ファッションブランドの運営でも大忙しの駿河太郎さんだが、今後も出演作が立て続けに公開される予定だ。まずは8月2日(水)にテレビ東京ほかで放映されるドラマ「週末旅の極意~夫婦ってそんな簡単じゃないもの~」の第5話にゲスト出演する。同作は訳あり夫婦が旅を通じて関係を修復していく新感覚の旅ドラマで、主役の矢吹夫婦を演じるのは観月ありさと吉沢悠。二人とは旧知の間柄だが、仕事で一緒になるのは、はじめてなのだという。
「ありちゃん(観月ありさ)とは、20年近い付き合いで、いまは飲み友達。悠とは同じ年で一緒にサーフィンに行っていた時もあります。でも、仕事をするのは、はじめて。気心が知れているので、とても演技しやすかったですね。三人での芝居がほとんどなので、プライベートで関係性があったから、キャスティングされたのかもしれません。気恥ずかしさですか? ないですよ。お互いにキャリアもありますし、そういう壁はとっくに超えていますし、役者はそれが仕事ですから」
そう言って笑う。また、北条氏政を演じた大河ドラマ「どうする家康」の放送も控えている。
「大河ドラマへの出演は今回で5作目になりますが、演出家の方々がみんな年下だったことに驚きました。特に今回は途中からの参加になるので、打合せから他の演者さんがつくってきた空気を崩さないことが大切でした」
徳川家康を演じる、主演の松本潤さんとは対峙した時の距離など、細かい打ち合わせを重ね、セリフでは表現できない関係性や心情にも心を配ったという。また、11月3日(金)からは映画「おしょりん」が全国公開される。明治時代の福井県で、眼鏡の製造に命をかけた兄弟、そしてその妻の物語で、駿河さんは眼鏡職人のひとりを演じている。

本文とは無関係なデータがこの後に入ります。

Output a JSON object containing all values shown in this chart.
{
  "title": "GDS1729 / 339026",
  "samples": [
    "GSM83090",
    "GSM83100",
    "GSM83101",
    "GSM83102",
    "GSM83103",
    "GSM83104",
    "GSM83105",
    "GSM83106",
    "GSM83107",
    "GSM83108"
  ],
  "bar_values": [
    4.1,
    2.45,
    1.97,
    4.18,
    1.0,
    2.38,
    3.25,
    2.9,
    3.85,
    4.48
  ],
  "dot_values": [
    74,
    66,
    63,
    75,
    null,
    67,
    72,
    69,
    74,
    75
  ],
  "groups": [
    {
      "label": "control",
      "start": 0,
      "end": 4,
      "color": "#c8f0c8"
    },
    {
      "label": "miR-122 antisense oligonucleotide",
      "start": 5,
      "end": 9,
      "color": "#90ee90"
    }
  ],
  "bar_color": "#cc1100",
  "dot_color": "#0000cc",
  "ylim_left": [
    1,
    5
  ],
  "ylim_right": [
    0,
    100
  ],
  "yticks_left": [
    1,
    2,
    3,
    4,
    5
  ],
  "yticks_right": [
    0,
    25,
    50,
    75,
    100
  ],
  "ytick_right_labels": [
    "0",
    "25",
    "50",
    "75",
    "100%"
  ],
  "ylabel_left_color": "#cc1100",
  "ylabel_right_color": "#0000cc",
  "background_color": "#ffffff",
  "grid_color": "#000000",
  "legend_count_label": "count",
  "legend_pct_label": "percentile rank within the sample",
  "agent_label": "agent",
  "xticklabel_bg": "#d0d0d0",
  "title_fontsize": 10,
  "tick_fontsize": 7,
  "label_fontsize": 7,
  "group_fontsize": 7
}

「僕は職人の役だったので、眼鏡の製造に関する細かい所作を覚える必要があったのですが、地元の方々が撮影にとても協力的で、いろいろと助けてもらいました。そんな福井の方々との一体感が作品にも出ていたら、うれしいな」
キャリアを重ね、鍵を握る役を演じることも増えてきた駿河太郎さん。その活躍からまだまだ目が離せない。